Coal Loses Crown As King Of Power Generation
Just a few years ago, Georgia Power generated nearly three-fourths of its electricity with coal. Last year, for the first time, natural gas edged out coal, and just this week the company announced plans to close 10 coal-fired power generators within the next few years.
"We do recognize this is a historic event for our company. We've never announced this many closings at one time," says Mark Williams, a company spokesperson.
If all goes as planned, within a few years only a third of the company's power plants will run on coal. The company has already built three new natural gas plants. It's expanding a nuclear plant and going bigger into solar and wind, Williams says.
The dramatic and swift shift away from coal at Georgia Power is part of a nationwide trend: After decades in which coal was king of electricity generation, natural gas is making a bid for the title. And it's scoring big, unexpected wins in places like Georgia, where coal was especially dominant.
"We're seeing that across the board, regardless of the size of the companies," says Quin Shea, vice president for environment at the Edison Electric Institute, the industry's trade group.
The development already has shrunk the electricity industry's environmental footprint and reduced prices on wholesale power.
In board rooms across the country, electric companies are deciding that many coal plants, especially small, older ones, just don't make economic sense any more. One factor is the expectation that low prices for natural gas will continue because of the shale gas boom across the country.
Another is that new federal rules require coal plants to clean up the mercury and other toxic chemicals in their exhausts. Installing those pollution controls makes no sense when gas is so cheap.

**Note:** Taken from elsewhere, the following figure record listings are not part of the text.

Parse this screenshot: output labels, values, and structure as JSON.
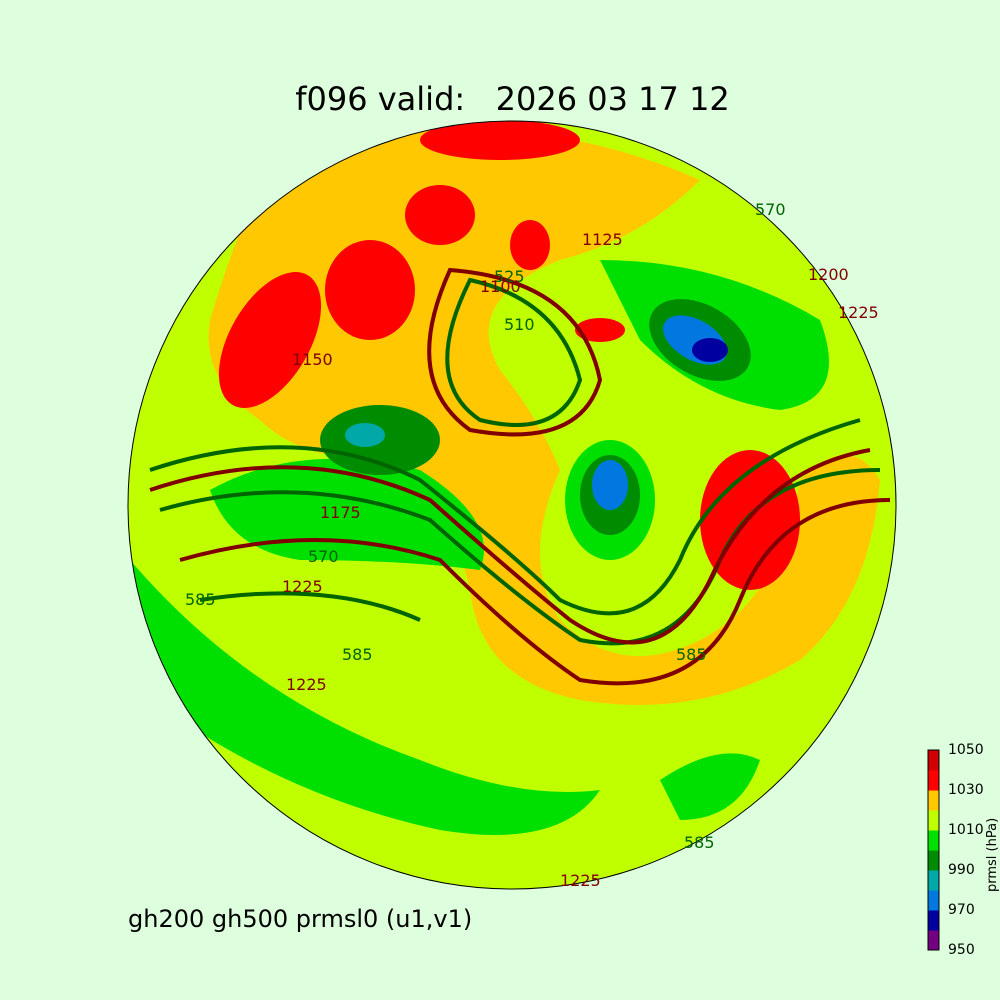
{
  "title": "f096 valid:   2026 03 17 12",
  "subtitle": "gh200 gh500 prmsl0 (u1,v1)",
  "colorbar": {
    "label": "prmsl (hPa)",
    "ticks": [
      "1050",
      "1030",
      "1010",
      "990",
      "970",
      "950"
    ],
    "bands": [
      {
        "from": 950,
        "to": 960,
        "color": "#730080"
      },
      {
        "from": 960,
        "to": 970,
        "color": "#0000a0"
      },
      {
        "from": 970,
        "to": 980,
        "color": "#0078e0"
      },
      {
        "from": 980,
        "to": 990,
        "color": "#00a8a8"
      },
      {
        "from": 990,
        "to": 1000,
        "color": "#008c00"
      },
      {
        "from": 1000,
        "to": 1010,
        "color": "#00e000"
      },
      {
        "from": 1010,
        "to": 1020,
        "color": "#c0ff00"
      },
      {
        "from": 1020,
        "to": 1030,
        "color": "#ffc800"
      },
      {
        "from": 1030,
        "to": 1040,
        "color": "#ff0000"
      },
      {
        "from": 1040,
        "to": 1050,
        "color": "#d00000"
      }
    ]
  },
  "contours": {
    "gh500_color": "#006400",
    "gh200_color": "#800000",
    "labels": [
      {
        "text": "570",
        "layer": "gh500"
      },
      {
        "text": "585",
        "layer": "gh500"
      },
      {
        "text": "585",
        "layer": "gh500"
      },
      {
        "text": "585",
        "layer": "gh500"
      },
      {
        "text": "585",
        "layer": "gh500"
      },
      {
        "text": "570",
        "layer": "gh500"
      },
      {
        "text": "525",
        "layer": "gh500"
      },
      {
        "text": "510",
        "layer": "gh500"
      },
      {
        "text": "1175",
        "layer": "gh200"
      },
      {
        "text": "1225",
        "layer": "gh200"
      },
      {
        "text": "1225",
        "layer": "gh200"
      },
      {
        "text": "1150",
        "layer": "gh200"
      },
      {
        "text": "1100",
        "layer": "gh200"
      },
      {
        "text": "1125",
        "layer": "gh200"
      },
      {
        "text": "1200",
        "layer": "gh200"
      },
      {
        "text": "1225",
        "layer": "gh200"
      },
      {
        "text": "1225",
        "layer": "gh200"
      }
    ]
  }
}
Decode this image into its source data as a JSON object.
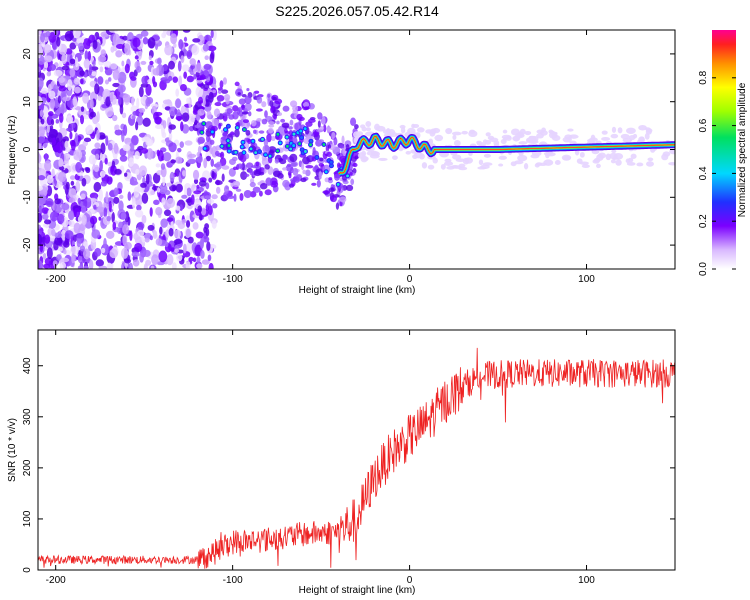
{
  "figure": {
    "title": "S225.2026.057.05.42.R14"
  },
  "chart_data": [
    {
      "type": "heatmap",
      "xlabel": "Height of straight line (km)",
      "ylabel": "Frequency (Hz)",
      "xlim": [
        -210,
        150
      ],
      "ylim": [
        -25,
        25
      ],
      "xticks": [
        -200,
        -100,
        0,
        100
      ],
      "yticks": [
        -20,
        -10,
        0,
        10,
        20
      ],
      "colorbar": {
        "label": "Normalized spectral amplitude",
        "range": [
          0,
          1
        ],
        "ticks": [
          0.0,
          0.2,
          0.4,
          0.6,
          0.8
        ]
      },
      "signal_track": {
        "description_points_x": [
          -120,
          -100,
          -80,
          -60,
          -50,
          -40,
          -30,
          -20,
          -10,
          0,
          10,
          20,
          50,
          100,
          150
        ],
        "frequency_hz": [
          3,
          2,
          1,
          2,
          0,
          -6,
          1,
          2,
          1,
          2,
          0,
          0,
          0,
          0.5,
          1
        ]
      }
    },
    {
      "type": "line",
      "xlabel": "Height of straight line (km)",
      "ylabel": "SNR (10 * v/v)",
      "xlim": [
        -210,
        150
      ],
      "ylim": [
        0,
        470
      ],
      "xticks": [
        -200,
        -100,
        0,
        100
      ],
      "yticks": [
        0,
        100,
        200,
        300,
        400
      ],
      "series": [
        {
          "name": "SNR",
          "color": "#ee2222",
          "envelope_x": [
            -210,
            -120,
            -110,
            -100,
            -80,
            -60,
            -40,
            -30,
            -20,
            -10,
            0,
            10,
            20,
            30,
            40,
            60,
            100,
            150
          ],
          "envelope_mean": [
            20,
            20,
            35,
            55,
            60,
            70,
            75,
            100,
            180,
            230,
            260,
            290,
            330,
            360,
            380,
            385,
            385,
            385
          ]
        }
      ]
    }
  ]
}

The shift has come faster than many electricity companies expected. Every year, utilities tell the government which plants they plan to close over the coming decade. Over the course of one year, their estimates of how much coal generation they would retire nearly tripled.
"A year ago those plans only included retirements of about 10- or 11,000 megawatts; now it's approaching 30,000 megawatts," said Alan Beamon, director of the federal Energy Information Agency's office of electricity, coal, nuclear, and renewables analysis.
Shea, from the Edison Electric Institute, thinks even more coal generation will actually close over the next five years. He says whether the trend continues after 2018 depends on several factors:
Shea predicts coal will not be the only loser in what he calls electric companies' "dash to gas."
"We're not seeing any new coal built," he says. "But we're also are not seeing much occurring in the nuclear sphere. And importantly, the price of gas right now is starting to freeze out the demand for renewables."
Still, natural gas is cleaner than coal, so the shift from coal already has decreased overall greenhouse gas emissions from electricity generation.
Michael Brune, the executive director of the Sierra Club, predicts this good news will get even better as more coal plants close in the coming years.
"So what that means is that those reductions will actually steepen over the next couple years," he says. And he says it's fascinating to see this happening in the absence of a climate bill. Congress tried but failed to pass legislation to curb greenhouse gas emissions.
But Brune cautions that we can't rely on natural gas to stabilize the climate and stop the catastrophic effects of global warming that we got a taste of last year.
"We're not even close to the pace of reductions that we need to see," he says. "If we really want to stop the droughts, wildfires and superstorms, we're going to have to accelerate the pace that we move off of all fossil fuels."
It's not just environmentalists who say this. Climate scientists agree.
Brune says that means the country has to figure out a way to make the shift to natural gas a temporary one.